Restaurant Wilford T
Interview
Een goed product zal nooit liegen
Tom Vermeiren hoort tot de nieuwe lichting Young Masters. Hij is een adept van Wouter Vander Vieren en werkte met hem samen in Clandestino en vervolgens in Likoké, het restaurant van Piet Huysentruyt in het Franse Les Vans. In 2016 opende hij zijn eigen restaurant Wilford T in Temse, waar ook het kunstplatform Wilford X is gevestigd.

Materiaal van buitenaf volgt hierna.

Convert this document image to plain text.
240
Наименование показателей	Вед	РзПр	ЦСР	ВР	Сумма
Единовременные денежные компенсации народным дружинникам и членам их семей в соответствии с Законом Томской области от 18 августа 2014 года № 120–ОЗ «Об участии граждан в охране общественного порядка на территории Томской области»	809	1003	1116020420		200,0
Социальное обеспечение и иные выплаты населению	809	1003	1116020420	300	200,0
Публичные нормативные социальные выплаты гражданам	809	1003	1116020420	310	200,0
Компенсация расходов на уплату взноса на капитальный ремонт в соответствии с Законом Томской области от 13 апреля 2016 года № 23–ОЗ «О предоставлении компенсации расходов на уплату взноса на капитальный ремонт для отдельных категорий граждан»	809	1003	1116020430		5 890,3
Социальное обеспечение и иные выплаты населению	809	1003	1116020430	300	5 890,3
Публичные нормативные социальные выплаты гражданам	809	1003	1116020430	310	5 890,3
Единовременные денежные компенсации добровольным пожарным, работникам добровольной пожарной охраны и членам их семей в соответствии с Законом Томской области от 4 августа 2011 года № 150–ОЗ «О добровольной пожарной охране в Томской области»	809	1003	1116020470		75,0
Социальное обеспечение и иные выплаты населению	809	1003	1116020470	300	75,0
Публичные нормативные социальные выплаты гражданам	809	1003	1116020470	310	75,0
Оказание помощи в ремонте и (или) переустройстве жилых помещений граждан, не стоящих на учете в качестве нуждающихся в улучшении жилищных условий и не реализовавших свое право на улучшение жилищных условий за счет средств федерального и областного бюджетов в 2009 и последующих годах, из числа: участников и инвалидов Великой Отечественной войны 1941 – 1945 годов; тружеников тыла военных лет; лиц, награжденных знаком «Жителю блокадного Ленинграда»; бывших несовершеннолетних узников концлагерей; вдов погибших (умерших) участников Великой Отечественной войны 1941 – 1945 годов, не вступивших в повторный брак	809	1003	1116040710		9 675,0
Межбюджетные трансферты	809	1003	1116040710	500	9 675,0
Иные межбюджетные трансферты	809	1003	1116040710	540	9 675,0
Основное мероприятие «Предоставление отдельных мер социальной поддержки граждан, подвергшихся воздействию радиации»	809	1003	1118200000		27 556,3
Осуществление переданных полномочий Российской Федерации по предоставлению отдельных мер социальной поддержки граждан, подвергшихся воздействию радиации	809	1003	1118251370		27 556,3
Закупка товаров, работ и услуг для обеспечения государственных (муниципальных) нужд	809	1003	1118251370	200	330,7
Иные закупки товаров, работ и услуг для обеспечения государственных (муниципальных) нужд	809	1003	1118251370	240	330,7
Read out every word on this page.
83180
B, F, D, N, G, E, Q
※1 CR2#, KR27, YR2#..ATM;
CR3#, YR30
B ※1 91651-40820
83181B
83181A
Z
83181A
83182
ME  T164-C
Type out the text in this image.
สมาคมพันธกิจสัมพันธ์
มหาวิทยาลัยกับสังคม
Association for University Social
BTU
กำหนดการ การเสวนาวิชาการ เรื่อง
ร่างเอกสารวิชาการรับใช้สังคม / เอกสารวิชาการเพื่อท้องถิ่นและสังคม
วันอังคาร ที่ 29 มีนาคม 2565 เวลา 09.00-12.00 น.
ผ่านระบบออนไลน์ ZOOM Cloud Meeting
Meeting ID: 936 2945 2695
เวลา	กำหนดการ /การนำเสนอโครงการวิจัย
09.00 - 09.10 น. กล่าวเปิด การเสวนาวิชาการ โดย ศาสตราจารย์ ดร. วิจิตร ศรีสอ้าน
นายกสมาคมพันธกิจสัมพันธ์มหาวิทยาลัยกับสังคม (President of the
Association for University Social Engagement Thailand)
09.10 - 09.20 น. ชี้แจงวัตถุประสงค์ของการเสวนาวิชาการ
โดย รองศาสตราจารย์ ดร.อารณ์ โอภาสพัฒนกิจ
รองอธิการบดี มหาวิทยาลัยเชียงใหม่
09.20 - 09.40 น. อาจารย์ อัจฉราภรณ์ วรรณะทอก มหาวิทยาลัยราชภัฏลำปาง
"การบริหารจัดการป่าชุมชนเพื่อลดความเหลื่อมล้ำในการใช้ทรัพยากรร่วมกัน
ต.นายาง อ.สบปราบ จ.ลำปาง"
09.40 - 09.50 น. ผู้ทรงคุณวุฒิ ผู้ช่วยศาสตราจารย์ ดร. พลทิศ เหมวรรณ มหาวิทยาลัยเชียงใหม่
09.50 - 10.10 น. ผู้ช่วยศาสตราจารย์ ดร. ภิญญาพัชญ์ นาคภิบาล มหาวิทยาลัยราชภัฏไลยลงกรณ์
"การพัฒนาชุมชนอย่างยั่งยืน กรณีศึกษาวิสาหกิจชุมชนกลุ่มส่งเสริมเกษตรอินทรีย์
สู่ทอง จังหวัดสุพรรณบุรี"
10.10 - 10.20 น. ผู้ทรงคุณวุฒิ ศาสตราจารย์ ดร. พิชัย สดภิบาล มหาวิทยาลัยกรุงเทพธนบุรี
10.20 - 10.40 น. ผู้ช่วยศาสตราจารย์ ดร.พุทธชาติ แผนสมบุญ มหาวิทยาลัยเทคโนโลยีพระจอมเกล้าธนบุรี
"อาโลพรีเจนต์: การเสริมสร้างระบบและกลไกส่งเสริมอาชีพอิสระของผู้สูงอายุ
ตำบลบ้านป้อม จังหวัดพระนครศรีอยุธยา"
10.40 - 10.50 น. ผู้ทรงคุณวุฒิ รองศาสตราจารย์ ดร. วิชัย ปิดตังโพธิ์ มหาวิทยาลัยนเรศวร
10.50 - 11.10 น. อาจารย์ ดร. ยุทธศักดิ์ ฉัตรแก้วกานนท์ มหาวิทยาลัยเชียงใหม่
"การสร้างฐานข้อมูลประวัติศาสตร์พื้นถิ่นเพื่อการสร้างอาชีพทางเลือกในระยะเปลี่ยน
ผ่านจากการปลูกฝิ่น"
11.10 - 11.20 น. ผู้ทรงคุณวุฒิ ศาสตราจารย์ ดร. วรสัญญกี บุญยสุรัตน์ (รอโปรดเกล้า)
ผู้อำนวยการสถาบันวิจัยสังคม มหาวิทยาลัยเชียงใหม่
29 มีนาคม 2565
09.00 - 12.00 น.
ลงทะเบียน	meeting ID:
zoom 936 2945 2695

Waarom ben je kok geworden?
Tom Vermeiren: “Het is het klassieke verhaal van de paplepel. Mijn moeder kon erg goed koken en ik was altijd bij haar in de keuken te vinden. Vooral op woensdag als ik van school kwam, was ze cakes of profiterolles aan het bakken, of smoutebollen en beignets. Dat was keigezellig, omdat ik dan van het rauwe cakedeeg kon likken. Moeder kookte ook regelmatig voor haar goede vrienden en dan ging ik mee op verplaatsing. Zo is mijn belangstelling voor de keuken blijven groeien. Mijn vader vroeg me om toch een middelbare opleiding te volgen, maar het eerste jaar was geen succes. Meteen daarna ben ik naar hotelschool Spermalie in Brugge gegaan. Waarom daar? Omdat het gemengd was (lacht).
En na de hotelschool?
Tom Vermeiren: “Meteen na mijn opleiding heb ik vrij snel werk gevonden. Eerst enkele maanden in Hofke van Bazel en daarna bij Wouter Vander Vieren in zijn restaurant Clandestino in Haasdonk. Ik was toen een jaar of 20 en die job bleek een openbaring. Van Wouter heb ik alles geleerd. Hij kon instinctief goed koken en proeven en hij gaf je de kans om jezelf te ontwikkelen. Hij kon ook erg goed coachen. Ik gaf de aanzet voor een gerecht en hij verfijnde het. Daar leer je ontzettend veel van. Van Haasdonk ging het naar zijn nieuwe restaurant in Temse, maar dat is jammer genoeg in faling gegaan. Na vijf jaar had ik even geen werk meer, maar al vrij snel kreeg Wouter een aanbieding van Bart De Pooter voor zijn restaurant Wy in Brussel. En via hem ben ik in De Pastorale terecht gekomen. Ik heb er de basisfonds voor Wy gemaakt en de bereidingen met vis en vlees. Na een jaar vertrok Wouter naar Likoké van Piet Huysentruyt in het Franse Les Vans samen met zowat de hele harde kern van zijn voormalige restaurant Clandestino, inclusief Anthony Stoop, nu nog de chef van Likoké. Nadat Wouter terug naar België vertrok ben ik nog enkele maanden in Likoké gebleven. De droom van een eigen restaurant zat toen al in mijn achterhoofd. Om geld in het laatje te brengen heb ik vervolgens twee jaar in brasserieën gewerkt. “
En dan ben je met Wilford T begonnen. Wat waren de uitdagingen toen?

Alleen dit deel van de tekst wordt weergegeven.